Beyond Reko Diq, coal mining in Balochistan offers another stark example. Districts such as Duki, Harnai, Shahrigh, and Sor Range are rich in coal reserves and serve as key hubs for Pakistan’s energy production.

However, mining operations in these areas are marred by unsafe working conditions, child labor, and frequent accidents. Miners often work without protective gear, and fatalities due to mine collapses are tragically common. Despite generating substantial revenue, these districts lack basic amenities like clean water, electricity, and healthcare.

The Saindak copper-gold project, developed with Chinese investment, further illustrates the pattern of external exploitation. While the project has been operational for years, its benefits have largely bypassed the local population. Revenues are funneled to Islamabad and foreign partners, while Baloch communities continue to suffer from unemployment, displacement, and environmental degradation.

This extractive model has fueled deep resentment and insurgency. Many Baloch view these projects not as development initiatives but as instruments of plunder.
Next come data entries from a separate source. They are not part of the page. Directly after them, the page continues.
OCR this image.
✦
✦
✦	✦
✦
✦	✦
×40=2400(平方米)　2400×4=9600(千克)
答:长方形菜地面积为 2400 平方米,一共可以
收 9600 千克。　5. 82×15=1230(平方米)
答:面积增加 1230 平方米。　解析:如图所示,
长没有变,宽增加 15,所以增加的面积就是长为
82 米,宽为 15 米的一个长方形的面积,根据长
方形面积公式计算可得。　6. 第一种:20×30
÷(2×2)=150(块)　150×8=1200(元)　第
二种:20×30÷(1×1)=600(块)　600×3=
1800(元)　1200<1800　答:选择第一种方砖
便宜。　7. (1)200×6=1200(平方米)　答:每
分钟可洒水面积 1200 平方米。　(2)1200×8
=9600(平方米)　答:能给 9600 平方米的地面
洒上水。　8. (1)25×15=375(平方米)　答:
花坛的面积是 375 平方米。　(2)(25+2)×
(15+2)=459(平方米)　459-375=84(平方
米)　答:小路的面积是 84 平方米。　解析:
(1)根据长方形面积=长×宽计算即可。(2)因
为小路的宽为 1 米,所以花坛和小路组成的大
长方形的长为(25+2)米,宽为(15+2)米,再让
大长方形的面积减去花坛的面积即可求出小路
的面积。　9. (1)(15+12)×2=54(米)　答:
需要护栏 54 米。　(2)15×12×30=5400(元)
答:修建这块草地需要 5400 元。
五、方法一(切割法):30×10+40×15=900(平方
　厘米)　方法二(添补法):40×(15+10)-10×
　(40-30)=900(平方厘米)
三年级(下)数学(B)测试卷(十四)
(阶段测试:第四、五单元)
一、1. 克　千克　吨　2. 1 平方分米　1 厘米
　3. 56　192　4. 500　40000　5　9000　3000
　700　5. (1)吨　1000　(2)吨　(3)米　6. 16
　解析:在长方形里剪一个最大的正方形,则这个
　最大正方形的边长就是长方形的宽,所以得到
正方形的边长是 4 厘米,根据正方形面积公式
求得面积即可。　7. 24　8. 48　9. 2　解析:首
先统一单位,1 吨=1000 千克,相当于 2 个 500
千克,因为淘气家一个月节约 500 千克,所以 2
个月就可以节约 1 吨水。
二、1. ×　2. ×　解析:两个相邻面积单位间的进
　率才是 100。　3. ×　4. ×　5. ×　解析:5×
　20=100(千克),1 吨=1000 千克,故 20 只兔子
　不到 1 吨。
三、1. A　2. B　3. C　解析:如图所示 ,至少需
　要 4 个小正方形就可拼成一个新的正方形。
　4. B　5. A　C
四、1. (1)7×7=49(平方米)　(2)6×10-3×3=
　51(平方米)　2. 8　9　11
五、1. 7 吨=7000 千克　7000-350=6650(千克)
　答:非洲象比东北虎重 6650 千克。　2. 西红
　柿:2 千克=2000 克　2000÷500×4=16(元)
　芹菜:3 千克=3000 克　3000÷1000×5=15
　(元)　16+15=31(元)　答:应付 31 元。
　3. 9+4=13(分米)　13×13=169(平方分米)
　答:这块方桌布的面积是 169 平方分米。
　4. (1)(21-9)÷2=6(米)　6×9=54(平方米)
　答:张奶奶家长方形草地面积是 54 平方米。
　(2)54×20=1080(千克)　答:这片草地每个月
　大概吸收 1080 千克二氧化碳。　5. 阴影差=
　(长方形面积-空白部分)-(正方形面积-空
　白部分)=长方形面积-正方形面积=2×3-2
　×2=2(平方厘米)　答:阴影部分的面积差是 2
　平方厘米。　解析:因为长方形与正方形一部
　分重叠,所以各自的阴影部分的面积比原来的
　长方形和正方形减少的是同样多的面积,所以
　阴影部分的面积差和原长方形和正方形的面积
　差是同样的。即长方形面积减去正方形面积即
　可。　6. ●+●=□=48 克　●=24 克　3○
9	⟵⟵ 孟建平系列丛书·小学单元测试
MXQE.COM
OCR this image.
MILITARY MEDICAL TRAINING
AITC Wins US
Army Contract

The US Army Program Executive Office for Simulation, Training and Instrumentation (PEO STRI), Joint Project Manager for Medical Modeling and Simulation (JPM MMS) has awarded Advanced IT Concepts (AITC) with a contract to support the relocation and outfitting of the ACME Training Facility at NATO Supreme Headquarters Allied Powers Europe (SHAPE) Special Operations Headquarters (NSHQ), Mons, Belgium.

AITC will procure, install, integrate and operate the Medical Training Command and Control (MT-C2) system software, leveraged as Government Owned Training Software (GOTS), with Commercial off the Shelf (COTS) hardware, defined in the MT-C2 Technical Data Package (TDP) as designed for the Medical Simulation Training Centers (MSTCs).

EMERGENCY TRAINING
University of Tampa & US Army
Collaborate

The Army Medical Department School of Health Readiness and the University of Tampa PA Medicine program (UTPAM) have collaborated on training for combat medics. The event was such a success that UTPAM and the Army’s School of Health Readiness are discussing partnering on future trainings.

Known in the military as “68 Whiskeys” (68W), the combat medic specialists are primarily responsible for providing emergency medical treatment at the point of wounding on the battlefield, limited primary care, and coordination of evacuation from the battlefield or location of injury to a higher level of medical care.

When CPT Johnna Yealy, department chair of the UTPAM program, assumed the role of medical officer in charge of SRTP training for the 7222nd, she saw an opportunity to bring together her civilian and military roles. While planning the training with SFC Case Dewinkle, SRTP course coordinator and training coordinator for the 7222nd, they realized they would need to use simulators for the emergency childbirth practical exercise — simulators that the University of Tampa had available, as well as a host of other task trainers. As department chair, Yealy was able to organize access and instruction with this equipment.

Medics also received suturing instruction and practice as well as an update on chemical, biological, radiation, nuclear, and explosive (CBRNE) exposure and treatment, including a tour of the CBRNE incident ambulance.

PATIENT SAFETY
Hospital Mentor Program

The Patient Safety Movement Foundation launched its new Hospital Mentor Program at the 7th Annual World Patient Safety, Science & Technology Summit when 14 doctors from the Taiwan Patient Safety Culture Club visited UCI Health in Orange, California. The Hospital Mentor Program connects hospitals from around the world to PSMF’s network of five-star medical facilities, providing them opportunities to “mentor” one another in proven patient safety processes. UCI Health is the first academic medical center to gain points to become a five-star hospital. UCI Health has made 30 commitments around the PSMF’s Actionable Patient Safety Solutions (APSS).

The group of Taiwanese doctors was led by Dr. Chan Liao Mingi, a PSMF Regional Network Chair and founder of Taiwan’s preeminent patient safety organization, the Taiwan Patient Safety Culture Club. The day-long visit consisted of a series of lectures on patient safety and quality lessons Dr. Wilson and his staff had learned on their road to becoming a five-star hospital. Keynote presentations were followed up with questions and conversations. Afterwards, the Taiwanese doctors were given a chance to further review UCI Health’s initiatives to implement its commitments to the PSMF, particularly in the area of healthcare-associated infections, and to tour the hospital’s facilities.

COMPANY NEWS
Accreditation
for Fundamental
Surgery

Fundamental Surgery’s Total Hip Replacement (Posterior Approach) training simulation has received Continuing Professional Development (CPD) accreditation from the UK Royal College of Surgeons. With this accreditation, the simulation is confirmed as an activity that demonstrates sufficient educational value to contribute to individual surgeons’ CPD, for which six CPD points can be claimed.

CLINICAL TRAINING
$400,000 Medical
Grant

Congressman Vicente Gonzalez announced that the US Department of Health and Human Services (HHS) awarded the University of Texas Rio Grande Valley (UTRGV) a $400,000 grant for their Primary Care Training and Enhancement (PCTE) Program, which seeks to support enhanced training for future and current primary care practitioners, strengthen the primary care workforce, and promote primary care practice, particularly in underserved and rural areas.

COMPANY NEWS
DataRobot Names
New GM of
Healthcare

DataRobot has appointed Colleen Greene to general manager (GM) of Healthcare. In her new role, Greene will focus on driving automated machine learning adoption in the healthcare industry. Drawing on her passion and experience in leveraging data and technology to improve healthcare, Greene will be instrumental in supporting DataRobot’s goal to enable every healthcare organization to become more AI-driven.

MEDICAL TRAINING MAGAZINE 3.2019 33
The lack of transparency, absence of local consultation, and failure to share benefits have entrenched a sense of alienation and injustice.

Armed groups like the Baloch Liberation Army have emerged in response, targeting infrastructure and foreign personnel involved in resource extraction.

Pakistan’s federal government continues to tighten its grip on provincial resources, undermining the very principles of federalism enshrined in the Constitution. From KP’s mineral wealth to Sindh’s water rights and Balochistan’s vast deposits of copper and coal, the story is the same: extraction without empowerment, development without inclusion.

This centralized model of governance has not only stifled provincial autonomy but also deepened regional disparities and fueled unrest, perpetuating a cycle of alienation, instability, and squandered potential.